Quand j'ai attaqué ce bouquin, je dois dire que je me suis demandé un moment où l'auteur voulait en venir, alors que ces chroniques écrites au jour le jour depuis 2011 formaient un canevas un peu décousu... Et puis, au fil des pages, les pièces du puzzle se sont assemblées pour former, petit à petit, une argumentation choc et une redoutable démonstration géopolitique, qui prend d'ailleurs vraiment toute sa cohérence dans la deuxième partie de l'ouvrage.
Pour être honnête, François Janne d'Othée ne prêchait pas en terrain vierge, car j'étais déjà au courant que la réalité du terrain en Syrie n'est pas celle que les médias "mainstream" (j'utilise à dessein du vocabulaire de complotiste, et pourtant j'en suis tout sauf un !) nous présentent. Pourquoi ? Parce que je côtoie très régulièrement depuis 2016 des Syriens réfugiés et demandeurs d'asile, et que j'en ai parlé avec eux pendant des heures.
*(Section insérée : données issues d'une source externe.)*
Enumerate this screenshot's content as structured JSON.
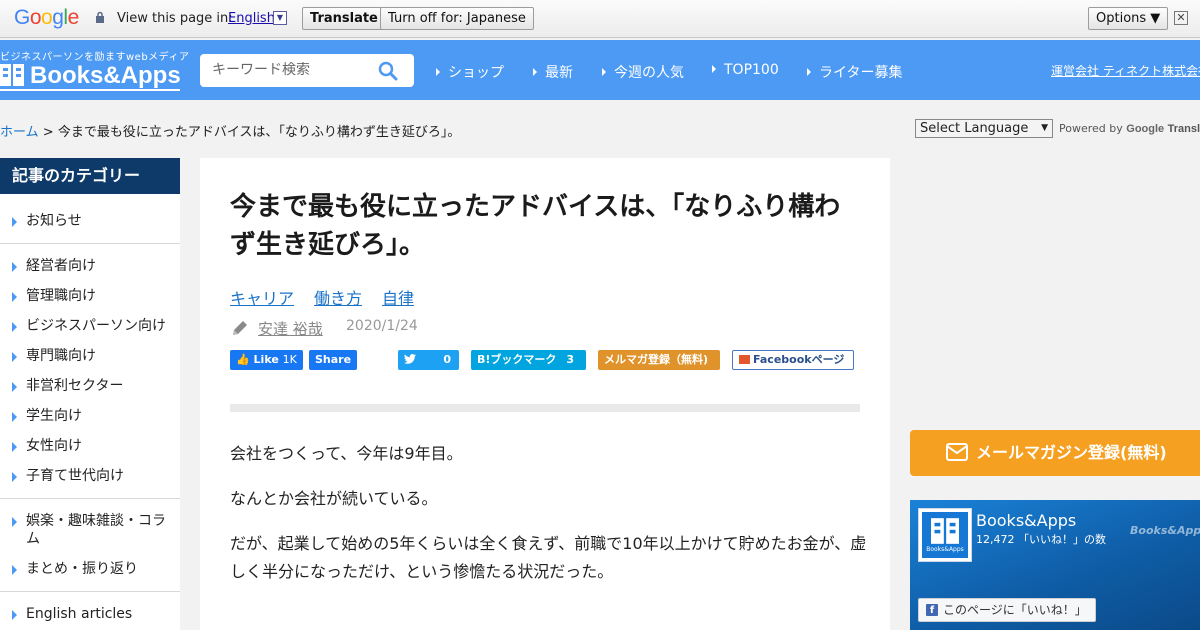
{
  "translate_bar": {
    "logo": "Google",
    "view_text": "View this page in:",
    "language": "English",
    "translate_label": "Translate",
    "turn_off_label": "Turn off for: Japanese",
    "options_label": "Options ▼",
    "close_label": "✕"
  },
  "header": {
    "tagline": "ビジネスパーソンを励ますwebメディア",
    "logo": "Books&Apps",
    "search_placeholder": "キーワード検索",
    "nav": [
      "ショップ",
      "最新",
      "今週の人気",
      "TOP100",
      "ライター募集"
    ],
    "company": "運営会社 ティネクト株式会社"
  },
  "breadcrumb": {
    "home": "ホーム",
    "separator": ">",
    "current": "今まで最も役に立ったアドバイスは、「なりふり構わず生き延びろ」。"
  },
  "language_select": {
    "value": "Select Language",
    "powered_by": "Powered by",
    "google": "Google",
    "translate": "Translate"
  },
  "sidebar": {
    "heading": "記事のカテゴリー",
    "items": [
      "お知らせ",
      "経営者向け",
      "管理職向け",
      "ビジネスパーソン向け",
      "専門職向け",
      "非営利セクター",
      "学生向け",
      "女性向け",
      "子育て世代向け",
      "娯楽・趣味雑談・コラム",
      "まとめ・振り返り",
      "English articles"
    ]
  },
  "article": {
    "title": "今まで最も役に立ったアドバイスは、「なりふり構わず生き延びろ」。",
    "tags": [
      "キャリア",
      "働き方",
      "自律"
    ],
    "author": "安達 裕哉",
    "date": "2020/1/24",
    "share": {
      "fb_like": "Like",
      "fb_like_count": "1K",
      "fb_share": "Share",
      "tweet_count": "0",
      "hatena_label": "B!ブックマーク",
      "hatena_count": "3",
      "mailmag": "メルマガ登録（無料)",
      "fb_page": "Facebookページ"
    },
    "paragraphs": [
      "会社をつくって、今年は9年目。",
      "なんとか会社が続いている。",
      "だが、起業して始めの5年くらいは全く食えず、前職で10年以上かけて貯めたお金が、虚しく半分になっただけ、という惨憺たる状況だった。"
    ]
  },
  "right": {
    "mailmag_button": "メールマガジン登録(無料)",
    "fb": {
      "name": "Books&Apps",
      "likes": "12,472 「いいね！」の数",
      "watermark": "Books&Apps",
      "like_page": "このページに「いいね！」",
      "logo_small": "Books&Apps"
    }
  },
  "colors": {
    "header_blue": "#4c9af3",
    "sidebar_navy": "#0e3a6a",
    "link_blue": "#1a73c9",
    "mailmag_orange": "#f5a020"
  }
}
S'ils se sont enfuis, inutile de vous dire qu'ils ne portent pas Bachar dans leur coeur. Nombre d'entre eux ont d'ailleurs perdu un ou plusieurs membres de leur famille sous les bombes du régime (ou russes... ou iraniennes.) Pourtant, je vous prie de croire que leur vision des rebelles n'est guère plus reluisante. Plusieurs d'entre eux m'ont dit que l'Armée syrienne soi-disant libre et les djihadistes, c'était bonnet blanc et blanc bonnet. Un m'a dit : "Je suis parti avec ma famille parce que personne n'est pour le peuple syrien. Il n'y avait d'espoir d'aucun côté." Un autre, trop jeune pour avoir une famille, m'a dit : "Je suis parti parce que je devais choisir un camp. J'étais obligé de m'enrôler soit avec Bachar, soit avec l'ASL, soit avec al Nosra, soit avec Daesh. Pas possible de rester neutre, mais il n'y a pas les gentils et les méchants. Ils sont tous méchants."
Quand on a été abreuvé pendant 5 ans de la vision de ce conflit telle que filtrée par les occidentaux et leurs intérêts géostratégiques, on a sans doute l'impression que l'auteur est "pro-Bachar", ou qu'en tout cas il a un parti pris, même s'il s'en défend. Moi-même, si je n'avais pas eu ces longues discussions avec des Syriens, je l'aurais sans doute cru aussi.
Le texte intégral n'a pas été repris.